FAQs related to Building a Digital Twin

Many software tools and platforms can be used to create digital twins, depending on the specific use case and requirements. Here are some examples:

  1. Azure Digital Twins
  2. AWS Twinmaker
  3. Matterport

A digital twin does not necessarily require AI. While AI can be used with a digital twin to enhance its capabilities and enable advanced analytics, it is not a necessary component.

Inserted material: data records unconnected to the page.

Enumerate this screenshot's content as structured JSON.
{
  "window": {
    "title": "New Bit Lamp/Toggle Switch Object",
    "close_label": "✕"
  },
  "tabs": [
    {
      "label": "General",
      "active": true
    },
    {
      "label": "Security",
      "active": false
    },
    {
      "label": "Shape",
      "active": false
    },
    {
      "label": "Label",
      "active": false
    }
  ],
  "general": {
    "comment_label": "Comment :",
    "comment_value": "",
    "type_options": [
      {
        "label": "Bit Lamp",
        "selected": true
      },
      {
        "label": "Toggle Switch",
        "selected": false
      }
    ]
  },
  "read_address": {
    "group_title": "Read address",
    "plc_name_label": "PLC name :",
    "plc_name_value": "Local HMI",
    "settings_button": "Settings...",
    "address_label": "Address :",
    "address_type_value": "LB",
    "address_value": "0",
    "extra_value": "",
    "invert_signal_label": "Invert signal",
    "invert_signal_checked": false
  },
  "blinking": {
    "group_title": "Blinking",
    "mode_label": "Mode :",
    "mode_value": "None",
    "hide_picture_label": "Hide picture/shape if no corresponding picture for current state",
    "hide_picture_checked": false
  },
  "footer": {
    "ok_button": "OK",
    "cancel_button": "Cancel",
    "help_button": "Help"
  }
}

The three primary types of digital twins include:

  • Component twins: digital representations of individual components or parts within a physical system. They provide detailed information about the component’s properties, behavior, and interactions with other components and prove helpful in optimizing complex systems’ design, performance, and maintenance by enabling detailed analysis of each component’s role and impact.
  • Asset twins: digital representations of physical assets such as buildings, machines, or vehicles. They provide detailed information about the asset’s condition, performance, and maintenance history, enabling predictive maintenance, remote monitoring, and optimization of asset utilization.
  • Systems twins, also known as unit twins: digital representations of entire physical systems, including all the components and subsystems. They provide a comprehensive view of the system’s behavior and performance, enabling optimization of system design, performance, and maintenance. System twins are handy for complex systems with many interacting components, such as industrial processes or transportation systems.